Vee&Logistiek Nederland is blij met de uitkomst. 'Dat toont aan dat de extra maatregelen tijdens warme dagen effectief zijn', zegt voorzitter Helma Lodders van de brancheorganisatie. Voor dierentransporten treedt een hitteprotocol in werking bij temperaturen vanaf 27 graden Celsius. Het protocol is specifiek gericht op hittestress voorkomen bij dieren tijdens transport.

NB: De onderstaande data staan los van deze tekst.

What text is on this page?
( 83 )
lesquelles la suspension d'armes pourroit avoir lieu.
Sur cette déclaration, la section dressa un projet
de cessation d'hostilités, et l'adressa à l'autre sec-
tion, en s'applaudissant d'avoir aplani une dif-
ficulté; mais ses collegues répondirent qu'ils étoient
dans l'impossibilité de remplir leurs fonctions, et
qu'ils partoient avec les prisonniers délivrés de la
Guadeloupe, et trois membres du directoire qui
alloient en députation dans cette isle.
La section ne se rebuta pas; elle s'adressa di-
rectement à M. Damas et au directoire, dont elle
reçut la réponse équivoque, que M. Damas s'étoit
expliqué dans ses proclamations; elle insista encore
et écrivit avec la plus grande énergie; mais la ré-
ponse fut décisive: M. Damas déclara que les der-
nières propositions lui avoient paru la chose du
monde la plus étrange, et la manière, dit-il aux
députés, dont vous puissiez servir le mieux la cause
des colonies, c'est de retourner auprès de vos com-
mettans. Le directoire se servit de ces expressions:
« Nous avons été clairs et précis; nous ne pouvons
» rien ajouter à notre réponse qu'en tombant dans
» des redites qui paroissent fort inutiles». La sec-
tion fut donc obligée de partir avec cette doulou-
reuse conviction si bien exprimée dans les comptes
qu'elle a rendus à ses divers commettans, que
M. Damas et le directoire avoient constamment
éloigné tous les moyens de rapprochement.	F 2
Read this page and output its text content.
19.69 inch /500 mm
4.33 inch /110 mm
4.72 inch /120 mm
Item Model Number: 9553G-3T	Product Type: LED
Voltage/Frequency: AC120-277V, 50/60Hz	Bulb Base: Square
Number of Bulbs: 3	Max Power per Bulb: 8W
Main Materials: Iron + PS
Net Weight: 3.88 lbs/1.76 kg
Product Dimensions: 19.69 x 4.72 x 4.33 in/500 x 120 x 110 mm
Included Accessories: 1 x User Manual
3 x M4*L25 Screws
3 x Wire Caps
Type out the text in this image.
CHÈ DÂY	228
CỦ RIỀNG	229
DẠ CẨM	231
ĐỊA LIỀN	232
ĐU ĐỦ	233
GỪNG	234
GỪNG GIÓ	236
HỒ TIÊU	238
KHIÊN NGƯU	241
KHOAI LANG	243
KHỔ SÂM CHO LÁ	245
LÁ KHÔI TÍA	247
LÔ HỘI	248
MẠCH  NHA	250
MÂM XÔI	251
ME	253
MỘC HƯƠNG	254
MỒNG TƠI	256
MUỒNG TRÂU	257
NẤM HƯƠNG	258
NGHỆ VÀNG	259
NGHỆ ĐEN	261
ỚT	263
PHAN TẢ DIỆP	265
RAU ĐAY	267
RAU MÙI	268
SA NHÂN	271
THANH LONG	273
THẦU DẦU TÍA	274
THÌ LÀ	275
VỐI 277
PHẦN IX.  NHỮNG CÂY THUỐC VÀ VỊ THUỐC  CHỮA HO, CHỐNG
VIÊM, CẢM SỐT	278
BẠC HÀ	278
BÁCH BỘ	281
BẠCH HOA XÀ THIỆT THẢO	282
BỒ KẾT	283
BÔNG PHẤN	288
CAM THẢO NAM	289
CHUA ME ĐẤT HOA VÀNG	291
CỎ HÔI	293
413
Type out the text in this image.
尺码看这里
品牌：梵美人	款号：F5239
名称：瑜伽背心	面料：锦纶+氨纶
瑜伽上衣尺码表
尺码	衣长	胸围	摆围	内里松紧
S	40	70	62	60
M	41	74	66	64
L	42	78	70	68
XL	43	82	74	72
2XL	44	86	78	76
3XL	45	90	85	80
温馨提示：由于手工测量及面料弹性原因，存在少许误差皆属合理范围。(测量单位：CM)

Zo worden transporten gepland in de koelere uren van de dag, zoals 's nachts of 's ochtends vroeg. Ook worden er minder dieren geladen. Tijdens stilstand worden vrachtwagens zoveel mogelijk in de schaduw geparkeerd en krijgen de dieren extra water. Indien nodig kan zelfs de politie worden ingeschakeld om veetransporten langs files te begeleiden.
Een belangrijke ontwikkeling is de introductie van vrachtwagens met airconditioning voor dieren. De NVWA vindt dat een goede zaak. Een belangrijke wens van Vee&Logistiek Nederland is dat de NVWA haar keuringstaken bij extreme hitte eerder op de dag begint. Concrete afspraken hierover zijn nog niet gemaakt.
Rondetafelgesprek
Eind september vond er ook een rondetafelgesprek plaats tussen Tweede Kamerleden van de commissie Landbouw, Visserij, Voedselzekerheid en Natuur en brancheorganisaties. Daaraan namen onder meer Vee&Logistiek Nederland, de Dierenbescherming en Eyes on Animals deel. Een speerpunt van deze organisaties is hittestress voorkomen.
Ondanks de verbeteringen die afgelopen jaren plaatsvonden in het transport van dieren, vinden de Dierenbescherming en Eyes on Animals de wachttijden bij slachterijen nog te lang. Ook vinden zij dat het klimaat – de temperatuur en luchtvochtigheid – in veewagens beter moet worden gemonitord en dat de beladingsgraad op warme dagen omlaag moet. Tot slot pleiten zij voor het verlagen van de maximumtemperatuur voor transport van 35 naar 30 graden Celsius.